雪が谷大塚の街を歩いていると、ふと目に飛び込んでくる茶色と水色、そして赤のポップな店構え。
今日のお目当ては、前々からずっと気になっていた「ソウルフード」さん。
僕は、ステーキもカレーも大好き。大好物と大好物が掛け合わさった「ステーキカレー」なんていうメニューを見せられたら、行かないわけにはいかない。

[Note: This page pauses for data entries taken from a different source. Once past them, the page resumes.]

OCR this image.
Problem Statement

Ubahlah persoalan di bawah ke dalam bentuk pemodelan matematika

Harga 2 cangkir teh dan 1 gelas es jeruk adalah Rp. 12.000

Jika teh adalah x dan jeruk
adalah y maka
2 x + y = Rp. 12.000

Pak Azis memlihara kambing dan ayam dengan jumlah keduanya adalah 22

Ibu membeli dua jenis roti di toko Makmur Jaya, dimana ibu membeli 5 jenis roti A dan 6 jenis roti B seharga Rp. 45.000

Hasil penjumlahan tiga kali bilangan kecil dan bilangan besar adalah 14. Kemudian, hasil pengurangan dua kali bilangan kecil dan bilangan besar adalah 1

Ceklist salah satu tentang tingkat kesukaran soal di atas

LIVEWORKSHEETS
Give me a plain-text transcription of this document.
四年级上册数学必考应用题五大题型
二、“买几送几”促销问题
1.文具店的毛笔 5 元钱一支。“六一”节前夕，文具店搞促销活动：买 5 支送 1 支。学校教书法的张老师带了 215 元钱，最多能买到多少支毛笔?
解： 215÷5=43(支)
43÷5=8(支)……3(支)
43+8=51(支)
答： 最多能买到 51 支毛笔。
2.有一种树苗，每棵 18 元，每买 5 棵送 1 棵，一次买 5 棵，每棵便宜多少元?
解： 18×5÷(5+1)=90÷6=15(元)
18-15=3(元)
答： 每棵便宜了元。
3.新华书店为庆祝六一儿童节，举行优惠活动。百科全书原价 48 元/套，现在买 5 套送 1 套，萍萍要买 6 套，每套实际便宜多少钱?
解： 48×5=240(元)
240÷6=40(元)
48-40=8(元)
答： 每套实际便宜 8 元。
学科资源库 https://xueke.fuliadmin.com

店の外観を眺めていると、勝手な想像が膨らんでしまうんですよね〜。
「ビーチの近くにあったら最高だな」なんて。海の近くにあって、カウンター越しにマスターと話をしながら瓶ビールやカクテルを飲む……そんなのんびりした時間が似合いそうな、どこか懐かしさを感じる佇まいなんです。僕がめちゃくちゃ好きな雰囲気。
でも、ここは海辺ではなく、雪が谷大塚。
ワクワクしながらドアを開けると——店内は驚くほど狭かった。
けれど、ただ狭いだけじゃない。茶色の壁、カウンター、そしてパッと目を引く赤い椅子。狭さの中にぎゅっと詰まったレトロな味がたまらない。

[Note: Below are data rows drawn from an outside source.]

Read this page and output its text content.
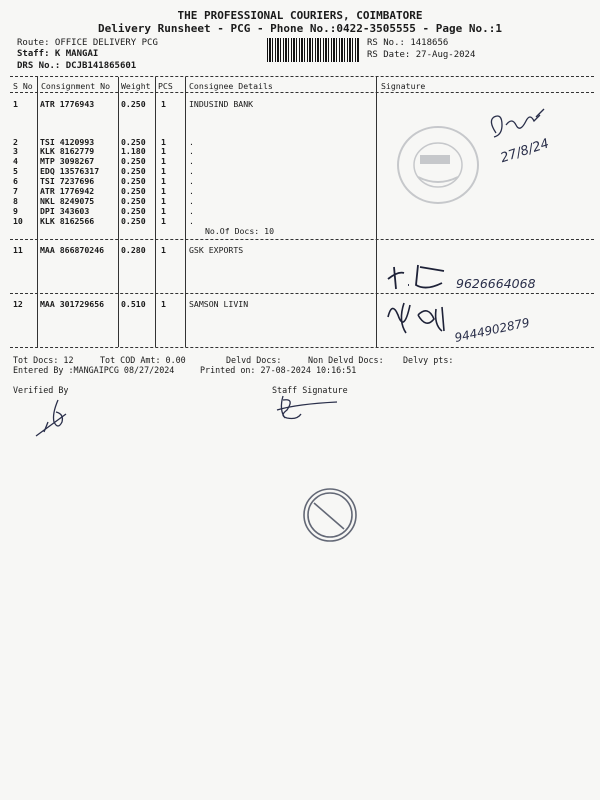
THE PROFESSIONAL COURIERS, COIMBATORE
Delivery Runsheet - PCG - Phone No.:0422-3505555 - Page No.:1
Route: OFFICE DELIVERY PCG
Staff: K MANGAI
DRS No.: DCJB141865601
RS No.: 1418656
RS Date: 27-Aug-2024
S No Consignment No Weight PCS Consignee Details	Signature
1	ATR 1776943	0.250 1	INDUSIND BANK
2	TSI 4120993	0.250 1	.
3	KLK 8162779	1.180 1	.
4	MTP 3098267	0.250 1	.
5	EDQ 13576317	0.250 1	.
6	TSI 7237696	0.250 1	.
7	ATR 1776942	0.250 1	.
8	NKL 8249075	0.250 1	.
9	DPI 343603	0.250 1	.
10 KLK 8162566	0.250 1	.
No.Of Docs: 10
11 MAA 866870246 0.280 1	GSK EXPORTS
12 MAA 301729656 0.510 1	SAMSON LIVIN
27/8/24
9626664068
9444902879
Tot Docs: 12	Tot COD Amt: 0.00	Delvd Docs:	Non Delvd Docs: Delvy pts:
Entered By :MANGAIPCG 08/27/2024	Printed on: 27-08-2024 10:16:51
Verified By	Staff Signature
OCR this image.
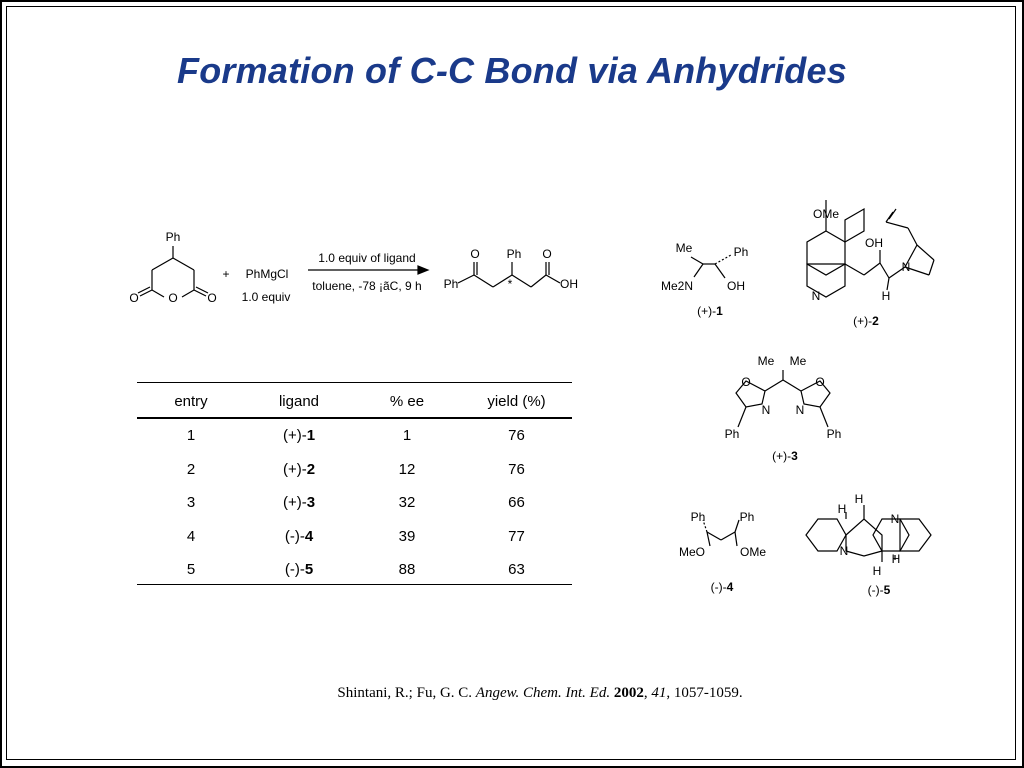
Formation of C-C Bond via Anhydrides
Ph
O O O
+ PhMgCl
1.0 equiv
1.0 equiv of ligand
toluene, -78 ¡ãC, 9 h Ph
O Ph O
OH
*
Me	Ph
Me2N	OH
(+)-1
OMe
OH
N
N
H
(+)-2
Me Me
O	O
N N
Ph	Ph
(+)-3
Ph	Ph
MeO	OMe
(-)-4
H
H
H
H
N
N
(-)-5
entry	ligand	% ee	yield (%)
1	(+)-1	1	76
2	(+)-2	12	76
3	(+)-3	32	66
4	(-)-4	39	77
5	(-)-5	88	63
Shintani, R.; Fu, G. C. Angew. Chem. Int. Ed. 2002, 41, 1057-1059.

カウンター席に腰を下ろすと、膝が下の板に少し当たってしまう。それでも不思議と心地が良い。BGMにはジャズが静かに流れていて、店内全体にじんわりとした温かみが満ちている。
案内された席からはちょうど厨房が見え、マスターが手際よくステーキを焼いてくれているのが分かった。そこに漂ってくるスパイシーなカレーの香り。もう、これだけでお腹が鳴っちゃいそうなんです。
■ 20分後に現れた、男のロマン
待つこと約20分。運ばれてきた銀の器を見て、思わず笑みがこぼれちゃいました。

こんもりと盛られたご飯、鮮やかなキャベツの千切り、ホクホクのポテト。そしてその上に、ドカンと主役のステーキが鎮座している。

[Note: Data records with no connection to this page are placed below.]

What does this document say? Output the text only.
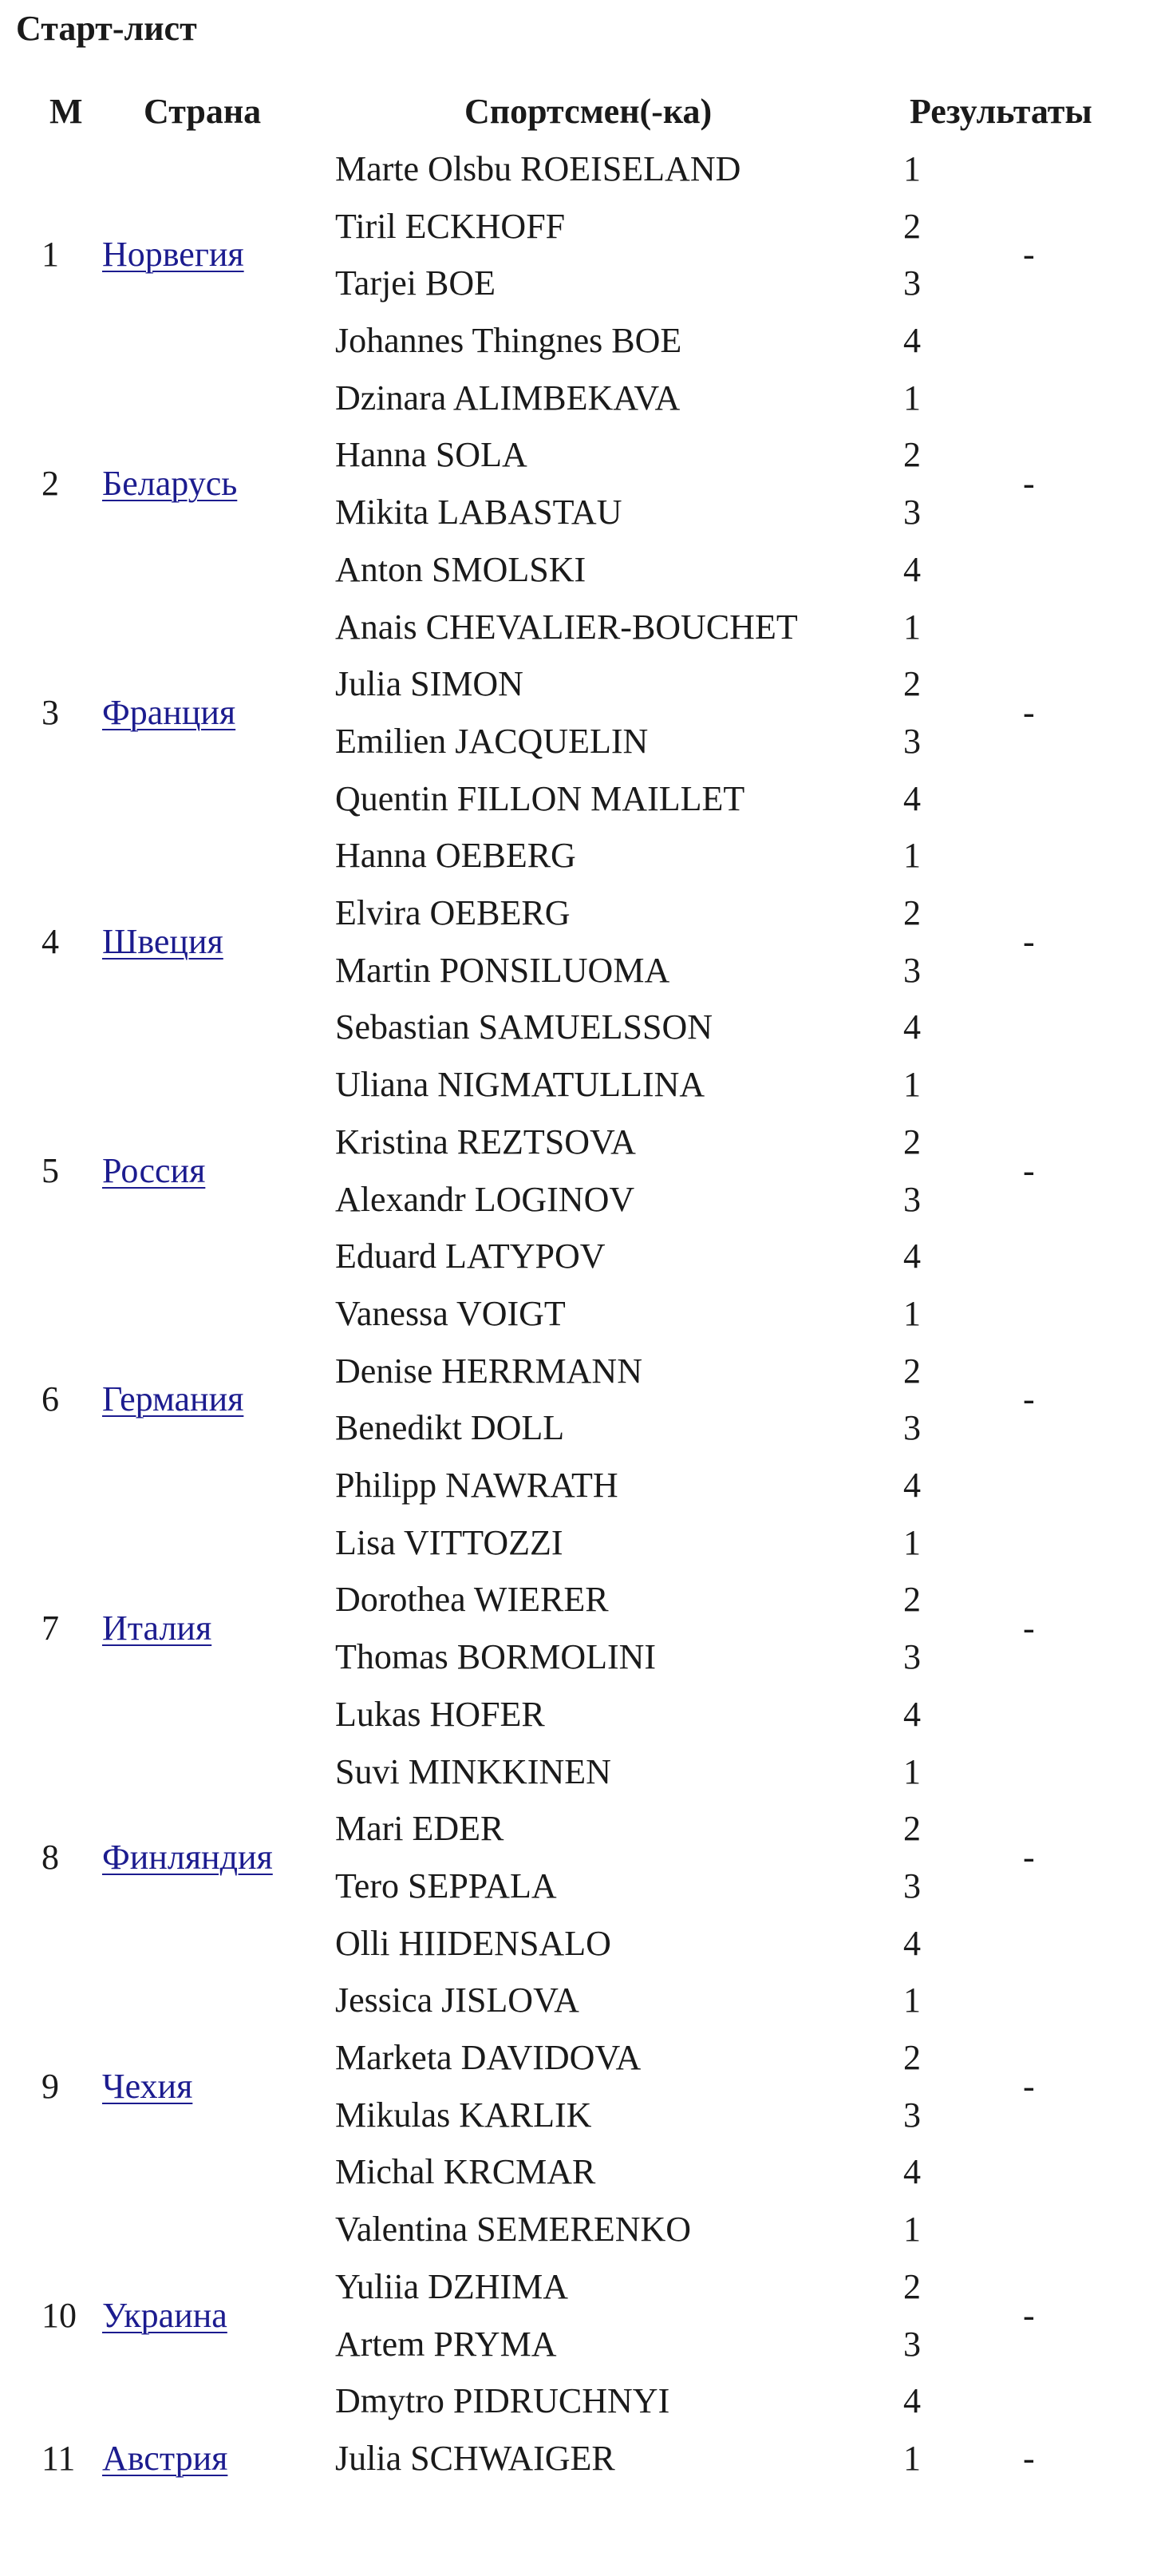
Старт-лист
М Страна	Спортсмен(-ка)	Результаты
1 Норвегия	-
Marte Olsbu ROEISELAND	1
Tiril ECKHOFF	2
Tarjei BOE	3
Johannes Thingnes BOE	4
2 Беларусь	-
Dzinara ALIMBEKAVA	1
Hanna SOLA	2
Mikita LABASTAU	3
Anton SMOLSKI	4
3 Франция	-
Anais CHEVALIER-BOUCHET	1
Julia SIMON	2
Emilien JACQUELIN	3
Quentin FILLON MAILLET	4
4 Швеция	-
Hanna OEBERG	1
Elvira OEBERG	2
Martin PONSILUOMA	3
Sebastian SAMUELSSON	4
5 Россия	-
Uliana NIGMATULLINA	1
Kristina REZTSOVA	2
Alexandr LOGINOV	3
Eduard LATYPOV	4
6 Германия	-
Vanessa VOIGT	1
Denise HERRMANN	2
Benedikt DOLL	3
Philipp NAWRATH	4
7 Италия	-
Lisa VITTOZZI	1
Dorothea WIERER	2
Thomas BORMOLINI	3
Lukas HOFER	4
8 Финляндия	-
Suvi MINKKINEN	1
Mari EDER	2
Tero SEPPALA	3
Olli HIIDENSALO	4
9 Чехия	-
Jessica JISLOVA	1
Marketa DAVIDOVA	2
Mikulas KARLIK	3
Michal KRCMAR	4
10 Украина	-
Valentina SEMERENKO	1
Yuliia DZHIMA	2
Artem PRYMA	3
Dmytro PIDRUCHNYI	4
11 Австрия	-
Julia SCHWAIGER	1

まずは切り分けられたステーキの真ん中を、一口パクリ。

「……うまい!」
焼き加減が本当に最高なんですよ。
外側はカリッと芳ばしく焼かれているのに、中心部分は絶妙なレア。噛んだ瞬間に、カリッとした心地よい食感とともに、閉じ込められていた肉汁がジュワッと口いっぱいに溢れ出してくる。
■ カレーとコーヒーの不思議な共通点
ステーキを堪能しつつ、今度はカレーを口に運ぶ。
実は、僕はずっと思っていることがあるんだけど「カレーとコーヒーは似ている」ということ。
どちらも深みやコクを重視したものもあれば、爽やかな酸味が効いたものもある。個人的な持論なのだけど、「酸味が強いコーヒーが好きな人は、カレーも酸味が効いたものが好きなんじゃないか?」と思うんです。
ソウルフードさんのカレーは、まさにその「酸味」が心地よく際立つタイプ。スパイシーな香辛料の奥にきゅっとした酸味が効いていて、脂の乗ったステーキと合わさることで重たくならず、最後までバクバクと食べ進められてしまう。
■ 街の選択肢として
膝が当たるほどのこぢんまりとした空間だからこそ、満席のピークタイムだと少し気後れしてしまうかもしれません。
でも、少し落ち着いた時間帯、席と席の間にゆとりがあるタイミングを見計らって訪れるなら——このノスタルジックな空間で極上のステーキカレーを味わう時間は、雪が谷大塚での素晴らしい選択肢になるはず。
ごちそうさまでした。

またあの絶妙な焼き加減の肉に会いに、ふらりとドアを開けたいと思います。